Hubo otros, pero se cruzaron los arados del tiempo;
hubo uno, que fueron todos.
Erguida entre las hierbas
te unces de noche y de invierno
embebida de no volver a sonreír con los mismos dientes,
con las mismas razones de tus manos invisibles,
en la repleta sombra cálida
que cobijaba el inflamarse sin rumbo de oro.
No era por dejarse caer, a solas,
y agarrarse a los ojos con la fuerza del que olvida pensar,
para siempre (quizá);
no era por arrasar paisajes de libre sentimiento
y aguijoneada realidad cambiante
entre las cumbres del asfalto y de la luz (forzada).

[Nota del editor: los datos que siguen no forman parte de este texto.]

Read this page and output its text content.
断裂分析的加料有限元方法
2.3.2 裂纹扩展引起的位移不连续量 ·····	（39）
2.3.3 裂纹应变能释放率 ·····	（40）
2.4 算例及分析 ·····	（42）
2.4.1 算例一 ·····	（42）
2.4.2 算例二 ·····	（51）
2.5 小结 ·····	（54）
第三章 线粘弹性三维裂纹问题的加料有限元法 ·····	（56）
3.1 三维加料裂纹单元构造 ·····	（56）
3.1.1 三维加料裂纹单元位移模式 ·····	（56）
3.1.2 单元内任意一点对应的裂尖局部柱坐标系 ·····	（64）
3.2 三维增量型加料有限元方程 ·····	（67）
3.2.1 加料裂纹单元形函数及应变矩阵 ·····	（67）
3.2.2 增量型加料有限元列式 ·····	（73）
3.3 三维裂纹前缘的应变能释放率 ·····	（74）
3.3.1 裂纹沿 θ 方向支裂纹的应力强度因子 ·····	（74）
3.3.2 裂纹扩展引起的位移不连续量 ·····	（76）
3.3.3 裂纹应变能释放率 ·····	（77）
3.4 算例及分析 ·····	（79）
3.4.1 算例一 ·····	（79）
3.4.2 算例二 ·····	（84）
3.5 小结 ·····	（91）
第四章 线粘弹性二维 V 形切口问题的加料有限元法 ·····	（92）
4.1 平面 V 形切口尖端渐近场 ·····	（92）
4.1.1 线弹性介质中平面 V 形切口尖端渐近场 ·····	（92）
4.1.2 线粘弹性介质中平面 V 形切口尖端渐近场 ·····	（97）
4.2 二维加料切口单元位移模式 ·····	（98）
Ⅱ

No era por dejar de estar, quieto,
funambulista en el silencio cuajado
de roces y palabras que sonaban a viento
y a no entender nada más
que el común frío de la nieve por quebrarse.
No fue por calcular, rumiante,
fue por tiritar entre pliegues de sangre,
fue la mordida caótica
del cielo caído en ruidosos espasmos de vida.
En la erupción lluviosa
de los diminutos cables que se cruzan en la alegría,
en el encuentro de los saberes atávicos,
se dio la consumación esencial de la certeza,
el imposible canto que se eleva
cuando del sentimiento, se cumple la justicia.